M.V. le Lundi 26 Septembre 2022 à 19:47

C’est avec en ligne de mire les discussions engagées avec Paris sur l’avenir de l’île que Corsica Libera a fait sa rentrée politique, ce lundi 26 septembre, en martelant son scepticisme à l'égard d’un processus qu’il taxe de « parodie ». Le parti indépendantiste dénonce une « l’illusion d‘un moment historique » qui se ferait « sans peuple corse, sans pouvoirs et sans contours ».
Pour réussir un « vrai processus historique pour la Corse qui permette la reconnaissance d'un peuple sur sa terre et l'exercice de ses droits nationaux », le parti propose un programme en dix points que Petru-Anto Tomasi détaille pour Corse Net Infos



La conférence de presse de ce lundi dans les locaux bastiais du mouvement
La conférence de presse de ce lundi dans les locaux bastiais du mouvement
- Vous êtes très critique vis-à-vis des discussions sur l’autonomie. Pourquoi tant de réticences ? 

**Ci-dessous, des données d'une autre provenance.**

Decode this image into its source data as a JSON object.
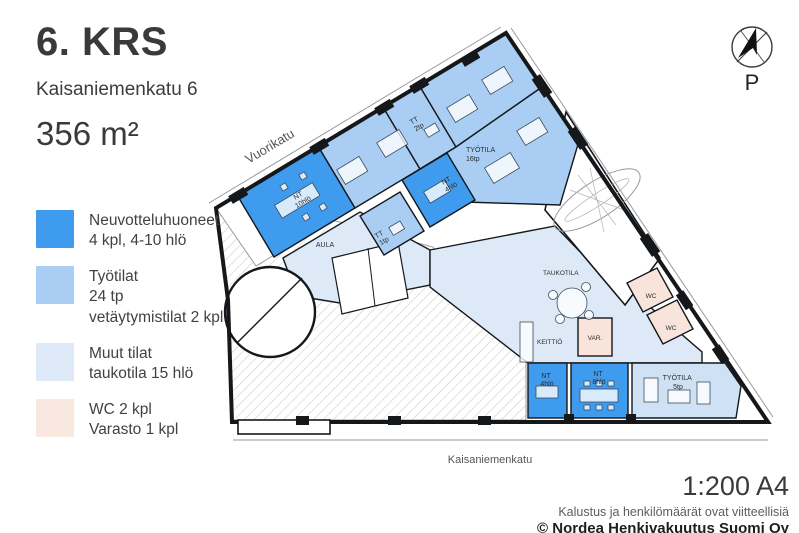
{
  "header": {
    "floor": "6. KRS",
    "address": "Kaisaniemenkatu 6",
    "area": "356 m²"
  },
  "legend": {
    "items": [
      {
        "name": "meeting-rooms",
        "color": "#3f9bee",
        "lines": [
          "Neuvotteluhuoneet",
          "4 kpl, 4-10 hlö"
        ]
      },
      {
        "name": "work-spaces",
        "color": "#a9cdf3",
        "lines": [
          "Työtilat",
          "24 tp",
          "vetäytymistilat 2 kpl"
        ]
      },
      {
        "name": "other-spaces",
        "color": "#dde9f7",
        "lines": [
          "Muut tilat",
          "taukotila 15 hlö"
        ]
      },
      {
        "name": "wc-storage",
        "color": "#f9e8df",
        "lines": [
          "WC 2 kpl",
          "Varasto 1 kpl"
        ]
      }
    ]
  },
  "compass": {
    "label": "P"
  },
  "plan": {
    "streets": {
      "top": "Vuorikatu",
      "bottom": "Kaisaniemenkatu"
    },
    "rooms": {
      "nt10": {
        "abbr": "NT",
        "cap": "10hlö"
      },
      "tt2": {
        "abbr": "TT",
        "cap": "2tp"
      },
      "tt1": {
        "abbr": "TT",
        "cap": "1tp"
      },
      "nt4_center": {
        "abbr": "NT",
        "cap": "4hlö"
      },
      "tyotila16": {
        "abbr": "TYÖTILA",
        "cap": "16tp"
      },
      "aula": {
        "abbr": "AULA"
      },
      "taukotila": {
        "abbr": "TAUKOTILA"
      },
      "keittio": {
        "abbr": "KEITTIÖ"
      },
      "varasto": {
        "abbr": "VAR."
      },
      "wc_a": {
        "abbr": "WC"
      },
      "wc_b": {
        "abbr": "WC"
      },
      "nt4_bottom": {
        "abbr": "NT",
        "cap": "4hlö"
      },
      "nt8": {
        "abbr": "NT",
        "cap": "8hlö"
      },
      "tyotila5": {
        "abbr": "TYÖTILA",
        "cap": "5tp"
      }
    }
  },
  "footer": {
    "scale": "1:200 A4",
    "disclaimer": "Kalustus ja henkilömäärät ovat viitteellisiä",
    "copyright": "© Nordea Henkivakuutus Suomi Oy"
  },
  "colors": {
    "meeting_room": "#3f9bee",
    "work_room": "#a9cdf3",
    "work_room_light": "#cfe2f5",
    "other_room": "#dde9f7",
    "wc_room": "#f8e4da",
    "wall": "#15181b"
  }
}
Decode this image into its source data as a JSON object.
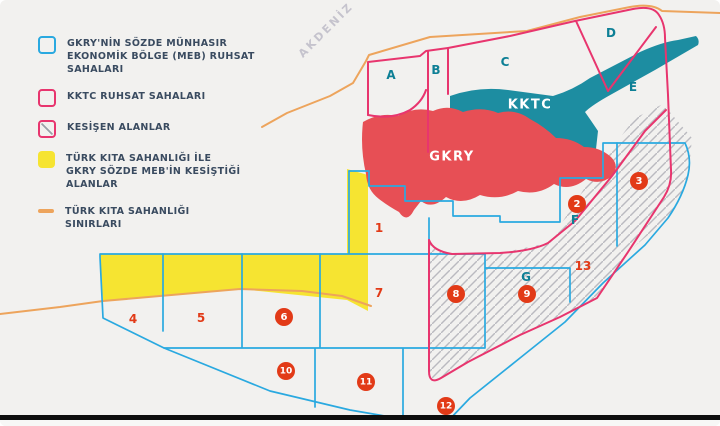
{
  "sea_label": "AKDENİZ",
  "legend": {
    "items": [
      {
        "id": "gkry-meb",
        "swatch": "blue-box",
        "label": "GKRY'NİN SÖZDE MÜNHASIR\nEKONOMİK BÖLGE (MEB) RUHSAT\nSAHALARI"
      },
      {
        "id": "kktc-ruhsat",
        "swatch": "pink-box",
        "label": "KKTC RUHSAT SAHALARI"
      },
      {
        "id": "kesisen-alanlar",
        "swatch": "hatch-box",
        "label": "KESİŞEN ALANLAR"
      },
      {
        "id": "turk-kita-gkry-meb",
        "swatch": "yellow-box",
        "label": "TÜRK KITA SAHANLIĞI İLE\nGKRY SÖZDE MEB'İN KESİŞTİĞİ\nALANLAR"
      },
      {
        "id": "turk-kita-sinirlari",
        "swatch": "orange-line",
        "label": "TÜRK KITA SAHANLIĞI\nSINIRLARI"
      }
    ]
  },
  "regions": [
    {
      "id": "kktc",
      "label": "KKTC",
      "x": 530,
      "y": 105
    },
    {
      "id": "gkry",
      "label": "GKRY",
      "x": 452,
      "y": 157
    }
  ],
  "zone_letters": [
    {
      "label": "A",
      "x": 391,
      "y": 75
    },
    {
      "label": "B",
      "x": 436,
      "y": 70
    },
    {
      "label": "C",
      "x": 505,
      "y": 62
    },
    {
      "label": "D",
      "x": 611,
      "y": 33
    },
    {
      "label": "E",
      "x": 633,
      "y": 87
    },
    {
      "label": "F",
      "x": 575,
      "y": 220
    },
    {
      "label": "G",
      "x": 526,
      "y": 277
    }
  ],
  "zone_numbers_circled": [
    {
      "label": "2",
      "x": 577,
      "y": 204
    },
    {
      "label": "3",
      "x": 639,
      "y": 181
    },
    {
      "label": "6",
      "x": 284,
      "y": 317
    },
    {
      "label": "8",
      "x": 456,
      "y": 294
    },
    {
      "label": "9",
      "x": 527,
      "y": 294
    },
    {
      "label": "10",
      "x": 286,
      "y": 371
    },
    {
      "label": "11",
      "x": 366,
      "y": 382
    },
    {
      "label": "12",
      "x": 446,
      "y": 406
    }
  ],
  "zone_numbers_plain": [
    {
      "label": "1",
      "x": 379,
      "y": 228
    },
    {
      "label": "4",
      "x": 133,
      "y": 319
    },
    {
      "label": "5",
      "x": 201,
      "y": 318
    },
    {
      "label": "7",
      "x": 379,
      "y": 293
    },
    {
      "label": "13",
      "x": 583,
      "y": 266
    }
  ],
  "colors": {
    "background": "#f2f1ef",
    "blue_line": "#2aa9e0",
    "pink_line": "#e8356e",
    "teal_fill": "#1d8da1",
    "red_fill": "#e74f55",
    "yellow_fill": "#f6e431",
    "orange_line": "#eda45c",
    "hatch_line": "#babac0",
    "number_red": "#e23a17",
    "letter_teal": "#0d7f95",
    "legend_text": "#3a4b60"
  }
}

- P.-A. Tomasi : Nous estimons que c'est une parodie de processus historique dans la mesure  un certain nombre de points sont, dès l'origine, exclus du champ des possibles par le protocole qui a été signé par Gérald Darmanin et Gilles Simeoni le 17 mars dernier. Jpense à la reconnaissance des droits du peuple corse, la coofficialité, le statut de résident, la corsisation des emplois, par exemple... Et puis, parce qu'on voit bien que la mesure est dépourvue de tout substrat politique. On parle de mesurettes techniques, on saucissonne les problèmes, la fiscalité d'un côté, quelques mesurettes foncières, certainement, dans quelques semaines ! On oublie de poser la question centrale : que signifie un processus politique dont est exclu le peuple corse qui est la seule communauté de droit sur cette terre ? Les Corses sont, aujourd'hui, menacés de disparition par une démographie exponentielle - 5 000 à 6 000 personnes arrivent sur l'île chaque année depuis environ quinze ans - et par la spéculation foncière et immobilière qui s'aggrave et qui, par le poids de l'argent roi, est en train de chasser les Corses de leur pays, ou au mieux de les condamner à vivre dans des réserves.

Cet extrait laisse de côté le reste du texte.